Далее Тодоровский, этот войт из Пинска, сообщал, что был с Кмитичем в одном отряде, что под Друцком на них напали, они потеряли одиннадцать человек убитыми, в том числе и ротмистра Полишука, друга Тодоровского по Пинску, но среди убитых не было Кмитича. Сам же Тодоровский с дюжиной товарищей ушел лесами и воссоединился с армией Сапеги. Там и узнал, что Сапега, по рассказам Лисовского, считает Кмитича погибшим. «Полковник Кмитич на добром горячем коне ускакал, и его, лесного хищника, в лесу уж точно никто не поймает, — писал Тодоровский, — мы за глаза всегда называли его ястребом-перепелятником…» Тодоровский, впрочем, не написал, почему же такую кличку дали в отряде Кмитичу — он, верно, был, как ястреб, быстр и маневренен. Но перепелочками неизменно называл красивых девушек. Тодоровский извинялся за свое сообщение, полагая, что пан Кмитич и сам уже успел дать о себе знать, но, тем не менее, счел своим долгом написать пани Кмитич, «кою так любит пан полковник, вспоминая при каждом удобном случае», предупреждая всяческие слухи о гибели князя.

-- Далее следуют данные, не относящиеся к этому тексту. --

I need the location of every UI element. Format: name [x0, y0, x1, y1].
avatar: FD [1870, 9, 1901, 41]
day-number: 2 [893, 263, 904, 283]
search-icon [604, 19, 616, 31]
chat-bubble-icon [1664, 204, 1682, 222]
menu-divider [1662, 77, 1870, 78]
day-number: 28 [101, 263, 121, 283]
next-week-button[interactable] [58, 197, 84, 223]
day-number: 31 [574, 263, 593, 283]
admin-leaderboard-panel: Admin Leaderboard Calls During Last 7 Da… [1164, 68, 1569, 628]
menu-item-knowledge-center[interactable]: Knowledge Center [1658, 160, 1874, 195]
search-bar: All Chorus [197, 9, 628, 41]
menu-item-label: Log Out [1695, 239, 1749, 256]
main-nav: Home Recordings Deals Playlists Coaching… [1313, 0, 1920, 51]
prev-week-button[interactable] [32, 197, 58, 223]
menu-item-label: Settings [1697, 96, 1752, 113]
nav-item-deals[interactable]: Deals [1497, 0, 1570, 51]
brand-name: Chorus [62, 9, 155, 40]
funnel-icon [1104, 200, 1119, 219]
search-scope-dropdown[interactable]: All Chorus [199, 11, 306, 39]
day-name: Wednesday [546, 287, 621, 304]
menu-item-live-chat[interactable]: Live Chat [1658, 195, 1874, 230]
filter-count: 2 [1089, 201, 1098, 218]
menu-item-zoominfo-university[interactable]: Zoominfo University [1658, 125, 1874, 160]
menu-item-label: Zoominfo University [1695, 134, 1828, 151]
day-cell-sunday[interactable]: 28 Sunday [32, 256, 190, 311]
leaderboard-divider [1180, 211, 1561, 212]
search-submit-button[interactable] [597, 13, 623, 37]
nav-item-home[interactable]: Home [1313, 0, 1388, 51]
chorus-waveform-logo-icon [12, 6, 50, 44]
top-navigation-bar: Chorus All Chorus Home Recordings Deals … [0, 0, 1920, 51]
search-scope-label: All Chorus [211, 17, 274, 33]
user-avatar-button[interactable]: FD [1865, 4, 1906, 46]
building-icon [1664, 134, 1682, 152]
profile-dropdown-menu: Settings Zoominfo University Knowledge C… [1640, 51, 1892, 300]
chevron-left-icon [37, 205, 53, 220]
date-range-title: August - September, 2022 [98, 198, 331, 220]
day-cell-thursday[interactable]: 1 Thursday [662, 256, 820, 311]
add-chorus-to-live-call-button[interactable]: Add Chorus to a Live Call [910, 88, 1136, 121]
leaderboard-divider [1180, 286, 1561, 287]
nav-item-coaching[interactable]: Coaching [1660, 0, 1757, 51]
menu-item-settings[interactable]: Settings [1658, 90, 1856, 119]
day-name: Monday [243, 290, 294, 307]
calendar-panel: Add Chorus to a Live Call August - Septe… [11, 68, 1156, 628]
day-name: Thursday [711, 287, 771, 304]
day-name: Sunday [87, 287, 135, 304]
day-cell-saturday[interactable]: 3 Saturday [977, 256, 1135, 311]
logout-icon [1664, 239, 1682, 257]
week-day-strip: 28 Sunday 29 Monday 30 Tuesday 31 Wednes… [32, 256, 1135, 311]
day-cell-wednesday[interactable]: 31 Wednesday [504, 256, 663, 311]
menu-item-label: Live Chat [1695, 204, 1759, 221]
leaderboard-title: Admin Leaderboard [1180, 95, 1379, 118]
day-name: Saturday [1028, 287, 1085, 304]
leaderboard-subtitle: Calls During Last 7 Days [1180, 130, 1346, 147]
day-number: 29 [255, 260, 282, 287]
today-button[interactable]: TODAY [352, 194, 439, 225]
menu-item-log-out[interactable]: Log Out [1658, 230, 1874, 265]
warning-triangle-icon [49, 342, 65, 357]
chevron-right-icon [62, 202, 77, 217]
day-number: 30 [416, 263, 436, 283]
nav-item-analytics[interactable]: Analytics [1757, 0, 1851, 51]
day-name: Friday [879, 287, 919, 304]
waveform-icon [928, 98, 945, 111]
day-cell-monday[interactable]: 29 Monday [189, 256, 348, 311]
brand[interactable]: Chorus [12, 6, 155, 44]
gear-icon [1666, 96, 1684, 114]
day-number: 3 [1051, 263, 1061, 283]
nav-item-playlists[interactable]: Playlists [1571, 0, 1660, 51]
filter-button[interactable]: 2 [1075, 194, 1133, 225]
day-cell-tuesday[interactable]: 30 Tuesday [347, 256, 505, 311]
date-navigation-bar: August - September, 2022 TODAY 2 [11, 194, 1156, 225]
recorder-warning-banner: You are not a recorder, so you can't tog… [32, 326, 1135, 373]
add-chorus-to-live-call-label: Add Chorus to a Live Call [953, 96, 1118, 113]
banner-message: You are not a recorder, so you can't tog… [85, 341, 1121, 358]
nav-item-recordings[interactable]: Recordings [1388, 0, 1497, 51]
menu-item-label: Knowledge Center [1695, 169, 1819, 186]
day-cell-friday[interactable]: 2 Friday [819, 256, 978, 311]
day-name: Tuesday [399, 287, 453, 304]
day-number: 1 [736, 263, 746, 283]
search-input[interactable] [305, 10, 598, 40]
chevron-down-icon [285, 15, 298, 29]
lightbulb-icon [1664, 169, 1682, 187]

Но Алеся не особо успокоилась. Весть от Тодоровского лишь заставила ее саму искать мужа.
— Друцк! — она ходила взад-вперед по комнате, слегка поглаживая округлившийся животик. — Надо ехать туда! Узнать! Может, Самуэлю нужна помощь! Ведь он один! Может, ранен! Никому до него нет дела! Дзякуй Богу, что есть такой пан как этот пинчанин Тодоровский!
— Пани! — всплеснула руками Труде. — Ехать в Друцк искать пана Кмитича — это все равно, что искать иголку в стогу сена! Пожалейте себя и особенно вашего будущего ребенка! Вам нужен покой!
— Покой на том свете мне будет нужен! — огрызнулась Алеся. — Собираемся и едем в Друцк!..
Не проходило дня, чтобы и Маришка не вспоминала о своем «любимом Самуле». Она думала о нем, представляла его притягательные серые глаза, его теплые ладони и жаркие поцелуи… Скучала. Подружки жалели Маришку.
— Бедненькая, — говорили ей они, — три месяца замужней побыла всего лишь! А слышала? Говорят, твой Самуль разбил московитов в Несвиже и под Двинском. Говорят, москали бегут от его меча, как черт от ладана! И скоро в Смоленск придет с хоругвией своею.
— Эх, побыстрее бы, — жалобно вздыхала Маришка.
А за спиной Маришки подружки шептались:
— Дура-дурой наша Маришка! Такого мужа упустила! Ведь сам Обухович звал ее поехать к нему!
— Там ее тятенька все решает! Суровый человек!
— Ну так пусть и живет со своим тятенькой, дуреха!..
Маришка же надеялась, ждала и боялась. Вернется ли к ней ее Самуль? Не променял ли ее на другую? Ибо ходили слухи, что блистательному пану Кмитичу покоряются многие великосветские дамы, готовые отдать ему и сердце, и руку.